Vija Celmins (b. 1939)
PROPERTY OF AN AMERICAN COLLECTOR
Vija Celmins (b. 1939)

Sea Drawing with Whale

Details
Vija Celmins (b. 1939)
Sea Drawing with Whale
graphite on paper
13 x 18 in. (33 x 45.7 cm.)
Drawn circa 1969.
Provenance
Mizuno Gallery, Los Angeles
Acquired from the above by the present owner, 1971

Lot Essay

Vija Celmins renders limitless spaces with meticulous accuracy, often spending months on a single piece to capture the inscrutable details of chosen landscapes with her delicate graphite strokes. Influenced by and fascinated with the environment around her, Celmins' mastery of detail attests to a drive to come to terms with the mysteries of the universe. Having been in the same private collection for the past forty years, this unique drawing conveys the essence of Celmins' fascinations, its intricate pencil work capturing the undulations of the sea with meticulous accuracy and devotional effort.
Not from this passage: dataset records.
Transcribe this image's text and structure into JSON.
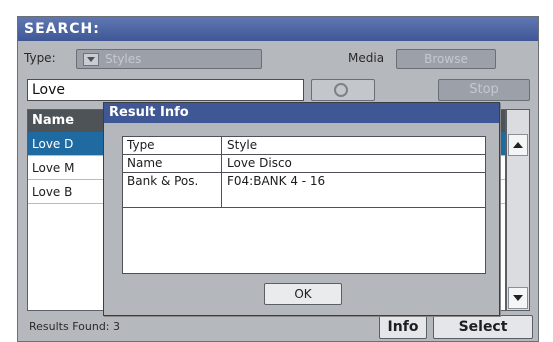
{
  "header": {
    "title": "SEARCH:"
  },
  "filters": {
    "type_label": "Type:",
    "type_value": "Styles",
    "media_label": "Media",
    "browse_label": "Browse"
  },
  "search": {
    "value": "Love",
    "stop_label": "Stop"
  },
  "results": {
    "column_header": "Name",
    "rows": [
      "Love D",
      "Love M",
      "Love B"
    ],
    "selected_index": 0,
    "found_text": "Results Found: 3"
  },
  "footer": {
    "info_label": "Info",
    "select_label": "Select"
  },
  "dialog": {
    "title": "Result Info",
    "rows": [
      {
        "key": "Type",
        "value": "Style"
      },
      {
        "key": "Name",
        "value": "Love Disco"
      },
      {
        "key": "Bank & Pos.",
        "value": "F04:BANK 4 - 16"
      }
    ],
    "ok_label": "OK"
  },
  "colors": {
    "title_bar": "#3f5795",
    "selection": "#1f6aa0",
    "panel": "#b5b8bd"
  },
  "icons": [
    "dropdown-arrow-icon",
    "search-icon",
    "scroll-up-icon",
    "scroll-down-icon"
  ]
}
Celmins created Sea Drawing with Whale as part of her artistic explorations of the sea, inspired by the flatness of photography as well as its black and white parameters. In the present work, Celmins fills her paper to its outmost edges so that the image expands out of the frame and into the space of the viewer. Sea Drawing with Whale is a rare example of an integration of the figure into Celmins' typically empty oceanic vistas. Here she gives us a brief glimpse of a whale breaching the sea's surface, drawing in its breaths before plunging into the deep, returning the ocean's surface to a calm, addled only by the movement of the wind. The solitude that sometimes inheres in Celmins' renderings of infinite landscapes is here replaced by a glimpse into the earth's hidden wonders.

Born in Latvia, Celmins' early childhood was shaped by the chaos of World War II. She has spoken of her time creating art as a release from the violence and tensions of her youth: "But later, in the studio, I think I relieved all these things, the burning houses, the aeroplanes, the Latvian school in Germany, my eraser, my little pencils" (V. Celmins, quoted in L. Relyea, Vija Celmins, New York, 2004, p. 15). Armed with her palette of blacks and grays, Celmins confronted the turmoil of her youth, diffusing the frenetic memories in her beautiful and meditative recreations of the world around her.

During the creation of Sea Drawing with Whale, Celmins was living and working in Southern California. When looking at her work, one understands the deep emotional attachment she felt for her adopted home. Celmins draws what fascinates her, communing with her world through her exquisitely detailed renderings of the ephemeral.